All the guidebooks about Sicily devote at least a paragraph to
Catania’s pescheria, or fish market, which lies just around the corner from the Duomo. It’s an awesome experience, that’s for sure,
to enter so suddenly such a dark and unusual place, for underneath the dank railway
arches and stripy canopies is a world absolutely teeming with activity. If you want to bag a denison of the deep, this must be one of the greatest places to do
it, for caught straight off the Catanian coast is every type of edible sea
creature, from baskets of crabs to huge swordfish, sliced thickly and to
order. The market also offers fantastic
displays of fruit and vegetables, as well as cups of snails (apparently a
popular dish in Sicily.) Surely the
busiest part of the city, locals and tourists alike mingle in the narrows, haggling
with stallholders, and jostling to make way for the frequent scooters and
motorbikes that slip, wasp-like, through the crowds. An intense, real, unsanitised life pervades
here, and I think the pescheria may be the best embodiment of the city.
Catania's fish market |
If you’re able to escape the fish market (and we do, albeit
with a punnet of unfortunately sour nectarines), you could almost walk straight
in to Castello Ursino. The fortification
was built in the 1200s as a royal castle of Emperor Frederick II, the King of
Sicily, to show the population who was boss, and during the devastating
earthquake of 1693, the castle was one of the few buildings to remain standing. Its position is somewhat unusual, being the centrepiece
of a fairly attractive piazza, but this does not tell the whole story. Castello Ursino once looked out over a cliff
onto the sea, but following a series of volcanic eruptions and earthquakes, it
now sits nearly a mile inland. Inside,
the dark museum gives a hint at a once-miserable lifestyle, the prison /
torture tower a particular low point.
Catania is actually a very interesting city, if you pick-and-choose
your areas, and the United Nations agree – the city centre makes up part of the
UNESCO World Heritage Site known as Late
Baroque Towns of the Val di Noto (essentially a collection of Baroque town
centres across the Southeast corner of the island.) To see the whole city centre on foot in a day is just about
possible, but to get a better overview (and because we are both
dead-on-our-feet) we hunt down a rather touristy alternative and climb aboard
the bright red sight-seeing road train which, for five euros, gives you a
45-minute overview of the city. It’s
also an exhilarating way to experience Catanian traffic at its best – that is,
lawless – and it soon becomes apparent that the horn on Sicilian models are
attached simultaneously to both accelerator and brake. I find Sicilian drivers curious – they drive
too fast, they don’t indicate, they beep incessantly, but there’s never any
trace of anger, aggression or urgency in their faces. In fact, far more people stop to let you
cross a road here than would ever do in London, Birmingham or Bristol. The roads of Catania are chaotic –
frighteningly so – but it tends to work in a way it wouldn’t back home, because
Catanians drive with a lackadaisical, give-a-shrug attitude that this part of
the world is renowned for. It’s that
same attitude which ensures the busses never run on time, trains simply don’t
turn up, and street signs are unreliable, but if you can shift your mind-set to
their way of thinking, you’d fit in quite nicely. There’s only one small problem with that – I can’t.

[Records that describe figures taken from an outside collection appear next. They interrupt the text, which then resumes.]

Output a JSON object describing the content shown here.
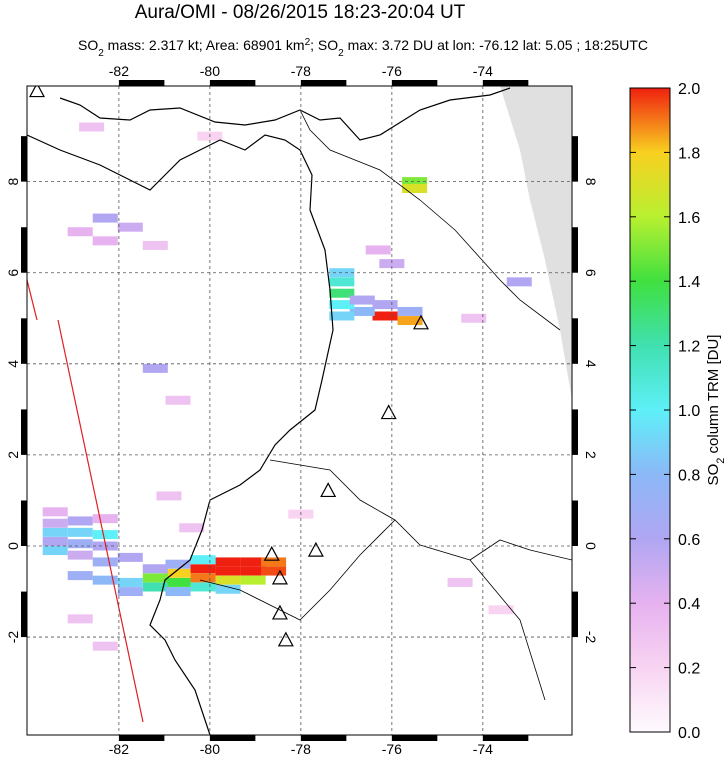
{
  "header": {
    "title": "Aura/OMI - 08/26/2015 18:23-20:04 UT",
    "subtitle": [
      "SO",
      "2",
      " mass: 2.317 kt; Area: 68901 km",
      "2",
      "; SO",
      "2",
      " max: 3.72 DU at lon: -76.12 lat: 5.05 ; 18:25UTC"
    ]
  },
  "map": {
    "xlim": [
      -84.02,
      -72.04
    ],
    "ylim": [
      -4.15,
      10.1
    ],
    "xticks": [
      -82,
      -80,
      -78,
      -76,
      -74
    ],
    "yticks": [
      -2,
      0,
      2,
      4,
      6,
      8
    ],
    "grid": true,
    "volcanoes": {
      "lon": [
        -75.36,
        -76.07,
        -77.4,
        -77.67,
        -78.64,
        -78.46,
        -78.46,
        -78.33,
        -83.8
      ],
      "lat": [
        4.9,
        2.93,
        1.22,
        -0.09,
        -0.18,
        -0.7,
        -1.47,
        -2.06,
        10.0
      ]
    },
    "so2": {
      "lon": [
        -79.6,
        -79.05,
        -78.6,
        -80.15,
        -79.6,
        -79.05,
        -78.6,
        -80.7,
        -80.15,
        -79.6,
        -79.05,
        -81.2,
        -80.7,
        -80.15,
        -79.6,
        -81.2,
        -81.75,
        -82.3,
        -80.7,
        -81.75,
        -82.85,
        -80.15,
        -80.7,
        -81.2,
        -83.4,
        -82.85,
        -82.3,
        -83.4,
        -82.85,
        -82.3,
        -83.4,
        -82.85,
        -83.4,
        -82.85,
        -82.3,
        -81.75,
        -83.4,
        -82.3,
        -76.15,
        -75.6,
        -76.65,
        -77.1,
        -77.1,
        -77.1,
        -77.1,
        -76.65,
        -75.6,
        -76.15,
        -77.1,
        -75.5,
        -75.5,
        -82.3,
        -81.75,
        -82.85,
        -82.3,
        -81.2,
        -81.2,
        -80.7,
        -76.0,
        -76.3,
        -74.2,
        -73.2,
        -80.4,
        -80.9,
        -78.0,
        -82.85,
        -82.3,
        -73.6,
        -80.0,
        -82.6,
        -74.5
      ],
      "lat": [
        -0.35,
        -0.35,
        -0.35,
        -0.5,
        -0.55,
        -0.55,
        -0.55,
        -0.6,
        -0.7,
        -0.75,
        -0.75,
        -0.7,
        -0.8,
        -0.9,
        -0.95,
        -0.9,
        -0.8,
        -0.75,
        -1.0,
        -1.0,
        -0.65,
        -0.3,
        -0.4,
        -0.5,
        0.3,
        0.3,
        0.25,
        0.1,
        0.05,
        0.0,
        0.5,
        0.55,
        -0.1,
        -0.2,
        -0.35,
        -0.25,
        0.75,
        0.6,
        5.05,
        4.95,
        5.15,
        5.3,
        5.55,
        5.8,
        6.0,
        5.4,
        5.15,
        5.3,
        5.05,
        8.0,
        7.85,
        7.2,
        7.0,
        6.9,
        6.7,
        6.6,
        3.9,
        3.2,
        6.2,
        6.5,
        5.0,
        5.8,
        0.4,
        1.1,
        0.7,
        -1.6,
        -2.2,
        -1.4,
        9.0,
        9.2,
        -0.8
      ],
      "values": [
        2.0,
        2.0,
        1.9,
        2.0,
        2.0,
        2.0,
        1.95,
        1.8,
        1.9,
        1.7,
        1.6,
        1.5,
        1.4,
        1.1,
        0.9,
        1.2,
        0.9,
        0.8,
        0.8,
        0.7,
        0.7,
        1.0,
        0.7,
        0.6,
        0.9,
        0.9,
        1.0,
        0.6,
        0.7,
        0.6,
        0.5,
        0.6,
        0.9,
        0.5,
        0.7,
        0.6,
        0.4,
        0.4,
        2.0,
        1.85,
        0.8,
        1.0,
        1.3,
        1.1,
        0.9,
        0.6,
        0.7,
        0.6,
        0.9,
        1.5,
        1.7,
        0.6,
        0.5,
        0.4,
        0.4,
        0.3,
        0.6,
        0.3,
        0.5,
        0.4,
        0.3,
        0.6,
        0.3,
        0.3,
        0.2,
        0.3,
        0.3,
        0.2,
        0.2,
        0.3,
        0.3
      ]
    }
  },
  "colorbar": {
    "label": [
      "SO",
      "2",
      " column TRM [DU]"
    ],
    "clim": [
      0,
      2
    ],
    "ticks": [
      {
        "value": 0,
        "label": "0.0"
      },
      0.2,
      0.4,
      0.6,
      0.8,
      {
        "value": 1,
        "label": "1.0"
      },
      1.2,
      1.4,
      1.6,
      1.8,
      {
        "value": 2,
        "label": "2.0"
      }
    ],
    "colors": [
      "#fefafe",
      "#f8d4f2",
      "#e6b2f0",
      "#b0a6f2",
      "#8cb8f8",
      "#5ef0f8",
      "#40e0b0",
      "#40e040",
      "#b8f030",
      "#f8d020",
      "#f02010"
    ]
  }
}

Back in the evening, we take it easy on the hotel’s roof terrace,
commanding views over the surrounding roof tops. The roof terrace is a great place to be – we have
all the sounds of the city, a beautiful view looking as far as the coast, but
nobody in Catania has any idea we are here.

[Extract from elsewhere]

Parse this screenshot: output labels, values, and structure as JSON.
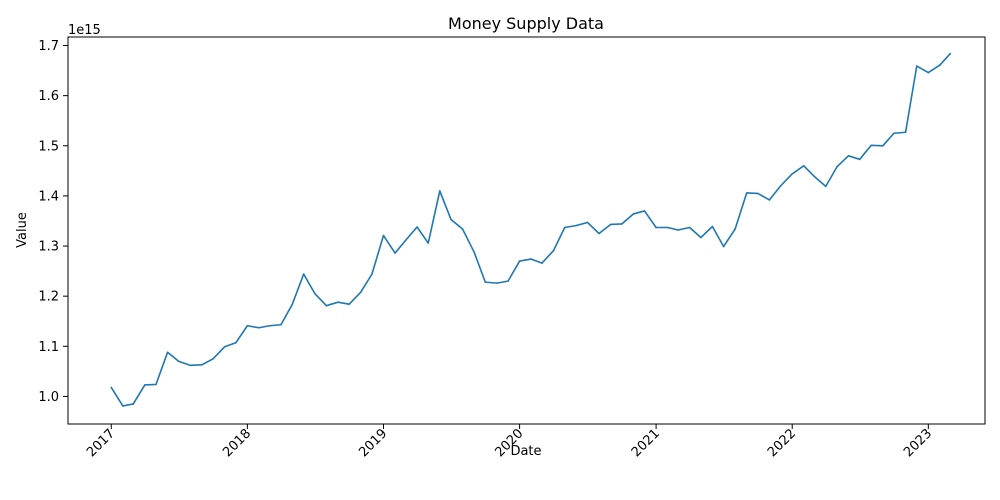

Up above, swifts are amassed here in their hundreds, their calls
filling the air all evening long, giving us a free show of nature in the very
centre of this black old city, whilst in the distance, tomorrow’s destination
reminds us, with a pale waft of smoke, who’s really in charge around here.
It's funny that you should mention Italian drivers as the very same subject cropped up in a piece of English non fiction text that I was doing, recently! Sounds like a 'bundle of fun' on the roads there!!